Pompeo shared that tidbit with Katherine Heigl during their one-on-one interview for Variety's "Actors on Actors" series. The former Grey's Anatomy co-stars, who played Dr. Meredith Grey and Dr. Izzie Stevens on the long-running medical drama, asked each other if they had allowed their teen and pre-teen kids to watch the show.
Heigl, who shares three children with husband Jos Kelley, said she hasn't "gone there yet" with her 13-year-old daughter, Naleigh, prompting Heigle to then ask Pompeo, "Stella has, right?" Pompeo, who shares three children with husband Chris Ivery, said everyone in Stella's sixth grade class had somehow already devoured the long-running series, which she thought "was a bit crazy, knowing what's in the first seasons."
"She was like, 'Mom, I'm the only one who hasn't seen it,'" Pompeo shared. "So I said OK. In the summer, she started watching it. And at first I was like, 'Oh, this is so amazing, and we’re going to watch it together.' Then it was episode after episode after episode, and I was like, 'I don’t have the stamina for this!' I filmed all these episodes; I can’t now go back and watch it again."
Heigl revealed that, when she was on the show, she'd watch every episode when it aired, adding that she was "anxious" to see how it all turned out.
But for Pompeo?
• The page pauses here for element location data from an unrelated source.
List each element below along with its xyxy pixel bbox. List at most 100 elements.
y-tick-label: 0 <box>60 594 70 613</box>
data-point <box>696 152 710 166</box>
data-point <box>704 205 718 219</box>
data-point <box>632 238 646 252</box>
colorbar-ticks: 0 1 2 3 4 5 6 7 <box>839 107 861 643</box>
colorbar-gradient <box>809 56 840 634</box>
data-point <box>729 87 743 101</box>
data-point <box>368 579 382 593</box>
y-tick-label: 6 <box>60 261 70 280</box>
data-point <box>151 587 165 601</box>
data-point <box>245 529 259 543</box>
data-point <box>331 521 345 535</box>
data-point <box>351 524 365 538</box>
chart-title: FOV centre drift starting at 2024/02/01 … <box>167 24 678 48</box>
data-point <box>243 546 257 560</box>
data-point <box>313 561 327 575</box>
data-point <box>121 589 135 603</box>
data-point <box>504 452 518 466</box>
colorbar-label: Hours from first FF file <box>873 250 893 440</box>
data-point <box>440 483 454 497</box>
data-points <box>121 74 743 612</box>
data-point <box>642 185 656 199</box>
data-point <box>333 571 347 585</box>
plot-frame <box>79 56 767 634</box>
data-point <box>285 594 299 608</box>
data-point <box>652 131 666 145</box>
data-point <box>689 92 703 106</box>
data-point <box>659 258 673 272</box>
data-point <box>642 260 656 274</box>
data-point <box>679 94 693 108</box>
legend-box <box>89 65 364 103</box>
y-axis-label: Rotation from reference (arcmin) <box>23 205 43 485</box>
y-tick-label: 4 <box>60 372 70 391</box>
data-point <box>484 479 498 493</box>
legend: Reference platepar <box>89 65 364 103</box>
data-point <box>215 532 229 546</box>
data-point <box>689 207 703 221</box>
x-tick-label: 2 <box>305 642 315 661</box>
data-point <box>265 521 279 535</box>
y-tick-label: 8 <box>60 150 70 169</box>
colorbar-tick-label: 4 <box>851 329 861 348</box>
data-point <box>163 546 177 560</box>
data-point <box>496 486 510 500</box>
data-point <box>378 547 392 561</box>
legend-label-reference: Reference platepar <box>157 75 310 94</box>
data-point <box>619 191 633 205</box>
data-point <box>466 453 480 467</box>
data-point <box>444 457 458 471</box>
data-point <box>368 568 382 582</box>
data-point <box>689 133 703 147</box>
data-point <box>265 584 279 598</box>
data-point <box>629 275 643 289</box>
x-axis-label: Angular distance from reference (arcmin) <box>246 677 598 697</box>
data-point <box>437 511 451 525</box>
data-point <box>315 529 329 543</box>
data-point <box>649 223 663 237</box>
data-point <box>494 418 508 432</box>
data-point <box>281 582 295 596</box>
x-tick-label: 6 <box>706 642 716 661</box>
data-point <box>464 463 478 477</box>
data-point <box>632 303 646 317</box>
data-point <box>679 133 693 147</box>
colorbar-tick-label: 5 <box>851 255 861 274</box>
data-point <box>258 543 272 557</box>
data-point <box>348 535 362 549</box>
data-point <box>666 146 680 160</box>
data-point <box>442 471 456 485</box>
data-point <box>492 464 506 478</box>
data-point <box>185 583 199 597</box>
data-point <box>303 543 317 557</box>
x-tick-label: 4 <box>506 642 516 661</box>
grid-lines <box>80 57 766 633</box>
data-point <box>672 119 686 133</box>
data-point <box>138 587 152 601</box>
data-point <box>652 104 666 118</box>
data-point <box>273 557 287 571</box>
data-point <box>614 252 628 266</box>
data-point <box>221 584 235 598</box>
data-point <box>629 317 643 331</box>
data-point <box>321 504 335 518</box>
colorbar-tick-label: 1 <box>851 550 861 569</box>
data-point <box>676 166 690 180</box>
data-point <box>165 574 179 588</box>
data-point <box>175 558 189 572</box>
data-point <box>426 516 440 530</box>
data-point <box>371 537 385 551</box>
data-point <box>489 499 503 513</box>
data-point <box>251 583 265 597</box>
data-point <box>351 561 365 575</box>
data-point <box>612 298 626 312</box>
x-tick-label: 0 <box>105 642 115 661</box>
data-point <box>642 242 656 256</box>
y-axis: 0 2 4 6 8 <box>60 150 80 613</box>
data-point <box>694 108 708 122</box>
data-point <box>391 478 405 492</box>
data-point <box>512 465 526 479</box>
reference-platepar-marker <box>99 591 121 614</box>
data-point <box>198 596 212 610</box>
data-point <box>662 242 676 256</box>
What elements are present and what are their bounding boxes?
Not so much.
"Yeah, see, that was not good for my mind to do that, so I avoided that," she said in the Variety series. "Many of the episodes I was seeing for the first time with Stella. It’s pretty cool to be a part of something that’s lasted this long."
In that same one-on-one interview, Heigl addressed her Grey's Anatomy exit in 2010, telling Pompeo that, looking back now, she feels she was "so naive" in how she handled her intense emotions on the set.
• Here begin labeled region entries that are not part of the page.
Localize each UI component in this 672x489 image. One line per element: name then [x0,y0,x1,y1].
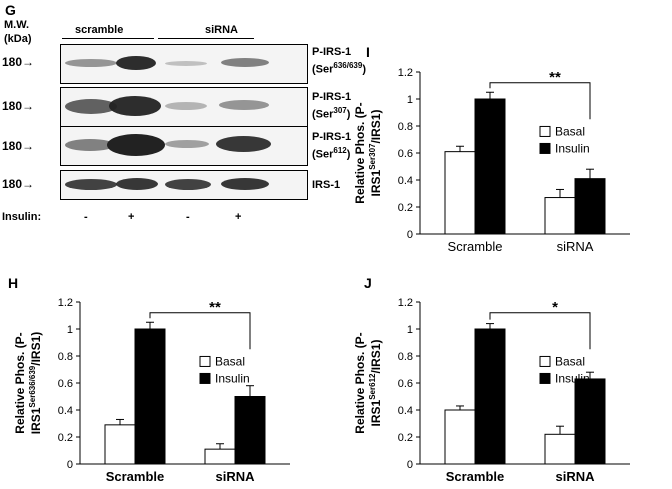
insulin-mark-4: + [235,211,242,223]
significance-bracket [149,312,251,350]
x-category-label: siRNA [215,469,255,484]
bar-basal-scramble [104,424,136,465]
y-axis-label-line1: Relative Phos. (P- [353,102,367,203]
y-tick-label: 0.6 [398,148,413,160]
legend-swatch-basal [199,355,211,367]
blot-row-4 [60,170,308,200]
y-axis-label-line2: IRS1Ser612/IRS1) [368,340,383,427]
blot-row-2 [60,87,308,127]
bar-insulin-sirna [574,178,606,235]
y-axis-label-line2: IRS1Ser636/639/IRS1) [28,332,43,435]
bar-insulin-sirna [234,396,266,465]
group-label-sirna: siRNA [205,24,239,36]
legend-label-basal: Basal [555,124,585,138]
blot-label-row-1: P-IRS-1 (Ser636/639) [312,46,366,76]
panel-letter-g: G [5,2,16,18]
x-category-label: Scramble [448,239,503,254]
chart-panel-h: 0 0.2 0.4 0.6 0.8 1 1.2 Relative Phos. (P- IRS1S… [13,297,290,484]
y-tick-label: 0.4 [58,405,73,417]
insulin-label: Insulin: [2,211,42,223]
bar-insulin-scramble [134,328,166,465]
y-tick-label: 0.8 [398,351,413,363]
y-tick-label: 0.6 [398,378,413,390]
legend-label-basal: Basal [555,354,585,368]
legend-label-insulin: Insulin [555,141,590,155]
y-tick-label: 0.4 [398,175,413,187]
significance-label: ** [209,299,221,316]
panel-letter-i: I [366,44,370,60]
significance-label: ** [549,69,561,86]
bar-insulin-scramble [474,328,506,465]
bar-basal-sirna [544,197,576,235]
y-tick-label: 0.2 [398,202,413,214]
y-tick-label: 1 [407,94,413,106]
bar-basal-scramble [444,151,476,235]
panel-letter-h: H [8,275,19,291]
legend-label-insulin: Insulin [555,371,590,385]
mw-label-line2: (kDa) [4,33,32,45]
y-tick-label: 1 [407,324,413,336]
legend-swatch-basal [539,125,551,137]
y-tick-label: 1 [67,324,73,336]
x-category-label: siRNA [555,469,595,484]
insulin-mark-1: - [84,211,88,223]
legend-label-basal: Basal [215,354,245,368]
group-label-scramble: scramble [75,24,124,36]
y-tick-label: 0.8 [58,351,73,363]
legend-swatch-insulin [199,372,211,384]
sirna-group-line [158,38,254,39]
y-tick-label: 0.6 [58,378,73,390]
mw-marker-row-3: 180→ [2,139,35,153]
scramble-group-line [62,38,154,39]
x-category-label: Scramble [106,469,165,484]
legend-swatch-insulin [539,372,551,384]
mw-marker-row-1: 180→ [2,55,35,69]
insulin-mark-3: - [186,211,190,223]
insulin-mark-2: + [128,211,135,223]
legend-swatch-insulin [539,142,551,154]
y-axis-label-line1: Relative Phos. (P- [13,332,27,433]
blot-label-row-2: P-IRS-1 (Ser307) [312,91,352,121]
legend-swatch-basal [539,355,551,367]
significance-bracket [489,82,591,120]
significance-label: * [552,299,558,316]
bar-insulin-sirna [574,378,606,465]
chart-panel-i: 0 0.2 0.4 0.6 0.8 1 1.2 Relative Phos. (P- IRS1S… [353,67,630,254]
x-category-label: siRNA [557,239,594,254]
bar-insulin-scramble [474,98,506,235]
chart-panel-j: 0 0.2 0.4 0.6 0.8 1 1.2 Relative Phos. (P- IRS1S… [353,297,630,484]
blot-label-row-3: P-IRS-1 (Ser612) [312,131,352,161]
panel-letter-j: J [364,275,372,291]
y-tick-label: 0 [67,459,73,471]
y-tick-label: 0.2 [398,432,413,444]
bar-basal-sirna [544,433,576,465]
y-tick-label: 1.2 [58,297,73,309]
y-tick-label: 0.2 [58,432,73,444]
significance-bracket [489,312,591,350]
y-tick-label: 0 [407,459,413,471]
blot-row-3 [60,126,308,166]
bar-basal-sirna [204,448,236,465]
y-axis-label-line1: Relative Phos. (P- [353,332,367,433]
mw-marker-row-4: 180→ [2,177,35,191]
x-category-label: Scramble [446,469,505,484]
mw-marker-row-2: 180→ [2,99,35,113]
y-tick-label: 1.2 [398,297,413,309]
blot-label-row-4: IRS-1 [312,179,341,191]
y-axis-label-line2: IRS1Ser307/IRS1) [368,110,383,197]
blot-row-1 [60,44,308,84]
legend-label-insulin: Insulin [215,371,250,385]
y-tick-label: 1.2 [398,67,413,79]
y-tick-label: 0.8 [398,121,413,133]
y-tick-label: 0.4 [398,405,413,417]
y-tick-label: 0 [407,229,413,241]
bar-basal-scramble [444,409,476,465]
mw-label-line1: M.W. [4,19,30,31]
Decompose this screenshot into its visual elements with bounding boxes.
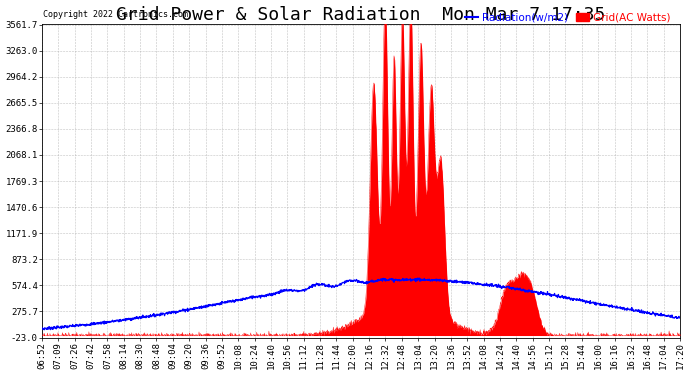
Legend: Radiation(w/m2), Grid(AC Watts): Radiation(w/m2), Grid(AC Watts) xyxy=(461,9,675,27)
Title: Grid Power & Solar Radiation  Mon Mar 7 17:35: Grid Power & Solar Radiation Mon Mar 7 1… xyxy=(117,6,606,24)
Text: Copyright 2022 Cartronics.com: Copyright 2022 Cartronics.com xyxy=(43,10,188,19)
"There was no part of me that imagined a bad reaction," she admitted. "I felt really justified in how I felt about it and where I was coming from. I’ve spent most of my life — I think most women do — being in that people-pleasing mode. It’s really disconcerting when you feel like you have really displeased everybody. It was not my intention to do so, but I had some things to say, and I didn’t think I was going to get such a strong reaction."